9. Il ressort des termes de la décision contestée du 8 novembre 2024 que les ministres de l’éducation, de la jeunesse, des sports, de l’enseignement supérieur et de la recherche ont retenu que la visite d’inspection ne peut être considérée comme un accident de service et qu’ainsi le bénéfice de la rente viagère d’invalidité ne peut être accordé à Mme A…. Dès lors que les dispositions précitées ne font pas obstacle à ce que le ministre dont relève la requérante rejette seul la demande de reconnaissance de l’imputabilité au service en vue du bénéfice de la rente viagère d’invalidité, et alors qu’au demeurant le ministre chargé du budget a rendu un avis conforme le 17 octobre 2024, Mme A… n’est pas fondée à soutenir que l’octroi de la rente viagère d’invalidité relève de la seule compétence du ministre du budget et qu’ainsi la décision contestée serait entachée d’incompétence matérielle dès lors. Par suite, le moyen doit être écarté.
10. Il résulte de tout ce qui précède que les conclusions à fin d’annulation présentées par Mme A… doivent être rejetées ainsi que, par voie de conséquence, celles présentées sur le fondement des dispositions de l’article L. 761-1 du code de justice administrative.
D E C I D E :
Article 1er : La requête de Mme A… est rejetée.
Article 2 : Le présent jugement sera notifié à Mme B… A… et au ministre de l’éducation nationale.

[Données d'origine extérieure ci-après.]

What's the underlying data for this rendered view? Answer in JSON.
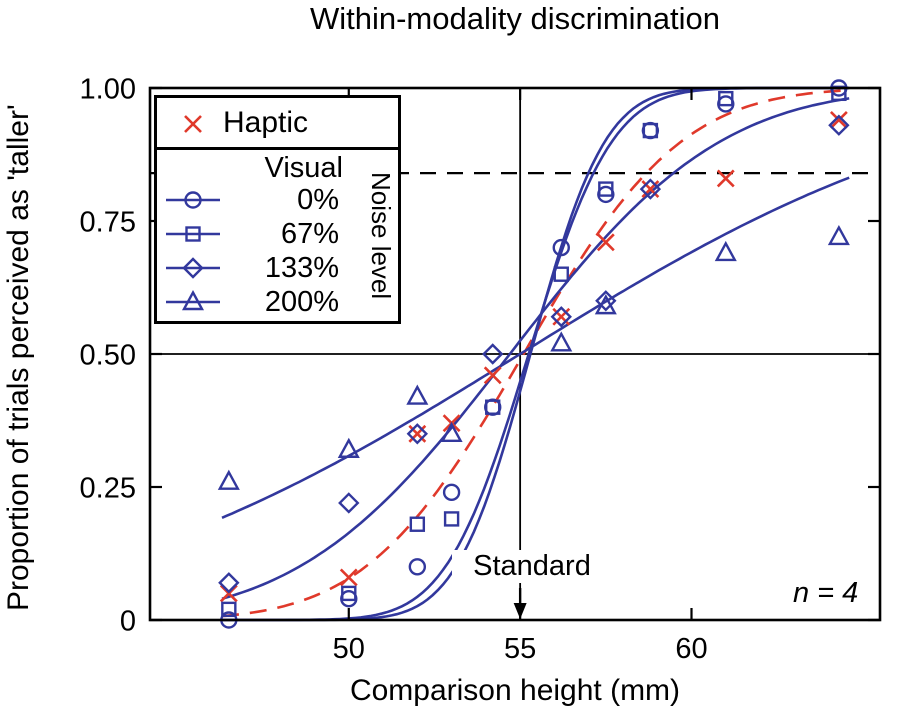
{
  "figure": {
    "title": "Within-modality discrimination",
    "xlabel": "Comparison height (mm)",
    "ylabel": "Proportion of trials perceived as 'taller'",
    "standard_label": "Standard",
    "n_label": "n = 4"
  },
  "legend": {
    "haptic_label": "Haptic",
    "visual_label": "Visual",
    "noise_axis_label": "Noise level",
    "noise_levels": [
      "0%",
      "67%",
      "133%",
      "200%"
    ]
  },
  "colors": {
    "haptic": "#e0392b",
    "visual": "#32389d",
    "axis": "#000000"
  },
  "chart_data": {
    "type": "scatter",
    "title": "Within-modality discrimination",
    "xlabel": "Comparison height (mm)",
    "ylabel": "Proportion of trials perceived as 'taller'",
    "xlim": [
      44.2,
      65.5
    ],
    "ylim": [
      0,
      1
    ],
    "xticks": [
      50,
      55,
      60
    ],
    "xtick_labels": [
      "50",
      "55",
      "60"
    ],
    "yticks": [
      0,
      0.25,
      0.5,
      0.75,
      1.0
    ],
    "ytick_labels": [
      "0",
      "0.25",
      "0.50",
      "0.75",
      "1.00"
    ],
    "grid": false,
    "legend_position": "upper-left",
    "curve_x_range": [
      46.3,
      64.6
    ],
    "reference_lines": {
      "standard_x": 55,
      "chance_y": 0.5,
      "threshold_y": 0.84
    },
    "sample_size": 4,
    "series": [
      {
        "name": "Haptic",
        "marker": "x",
        "color": "#e0392b",
        "line_style": "dashed",
        "fit": {
          "mu": 55.1,
          "sigma": 3.6
        },
        "points": [
          [
            46.5,
            0.05
          ],
          [
            50,
            0.08
          ],
          [
            52,
            0.35
          ],
          [
            53,
            0.37
          ],
          [
            54.2,
            0.46
          ],
          [
            56.2,
            0.57
          ],
          [
            57.5,
            0.71
          ],
          [
            58.8,
            0.81
          ],
          [
            61,
            0.83
          ],
          [
            64.3,
            0.94
          ]
        ]
      },
      {
        "name": "Visual 0% noise",
        "marker": "circle",
        "color": "#32389d",
        "line_style": "solid",
        "fit": {
          "mu": 55.3,
          "sigma": 1.7
        },
        "points": [
          [
            46.5,
            0.0
          ],
          [
            50,
            0.04
          ],
          [
            52,
            0.1
          ],
          [
            53,
            0.24
          ],
          [
            54.2,
            0.4
          ],
          [
            56.2,
            0.7
          ],
          [
            57.5,
            0.8
          ],
          [
            58.8,
            0.92
          ],
          [
            61,
            0.97
          ],
          [
            64.3,
            1.0
          ]
        ]
      },
      {
        "name": "Visual 67% noise",
        "marker": "square",
        "color": "#32389d",
        "line_style": "solid",
        "fit": {
          "mu": 55.25,
          "sigma": 1.9
        },
        "points": [
          [
            46.5,
            0.02
          ],
          [
            50,
            0.05
          ],
          [
            52,
            0.18
          ],
          [
            53,
            0.19
          ],
          [
            54.2,
            0.4
          ],
          [
            56.2,
            0.65
          ],
          [
            57.5,
            0.81
          ],
          [
            58.8,
            0.92
          ],
          [
            61,
            0.98
          ],
          [
            64.3,
            0.99
          ]
        ]
      },
      {
        "name": "Visual 133% noise",
        "marker": "diamond",
        "color": "#32389d",
        "line_style": "solid",
        "fit": {
          "mu": 54.7,
          "sigma": 4.8
        },
        "points": [
          [
            46.5,
            0.07
          ],
          [
            50,
            0.22
          ],
          [
            52,
            0.35
          ],
          [
            54.2,
            0.5
          ],
          [
            56.2,
            0.57
          ],
          [
            57.5,
            0.6
          ],
          [
            58.8,
            0.81
          ],
          [
            64.3,
            0.93
          ]
        ]
      },
      {
        "name": "Visual 200% noise",
        "marker": "triangle",
        "color": "#32389d",
        "line_style": "solid",
        "fit": {
          "mu": 55.0,
          "sigma": 10.0
        },
        "points": [
          [
            46.5,
            0.26
          ],
          [
            50,
            0.32
          ],
          [
            52,
            0.42
          ],
          [
            53,
            0.35
          ],
          [
            56.2,
            0.52
          ],
          [
            57.5,
            0.59
          ],
          [
            61,
            0.69
          ],
          [
            64.3,
            0.72
          ]
        ]
      }
    ]
  }
}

Copie pour information en sera adressée à la ministre de l’action et des comptes publics, et au recteur de l’académie d’Orléans-Tours.
Délibéré après l’audience du 2 décembre 2025, à laquelle siégeaient :
Mme Lefebvre-Soppelsa, présidente,
Mme Keiflin, première conseillère,
M. Garros, conseiller.
Rendu public par mise à disposition au greffe le 18 décembre 2025.
La rapporteure,
Laura KEIFLIN
La présidente,
Anne LEFEBVRE-SOPPELSA
La greffière,
Nadine PENNETIER-MOINET
La République mande et ordonne au ministre de l’éducation nationale en ce qui le concerne ou à tous commissaires de justice à ce requis en ce qui concerne les voies de droit commun contre les parties privées, de pourvoir à l’exécution de la présente décision.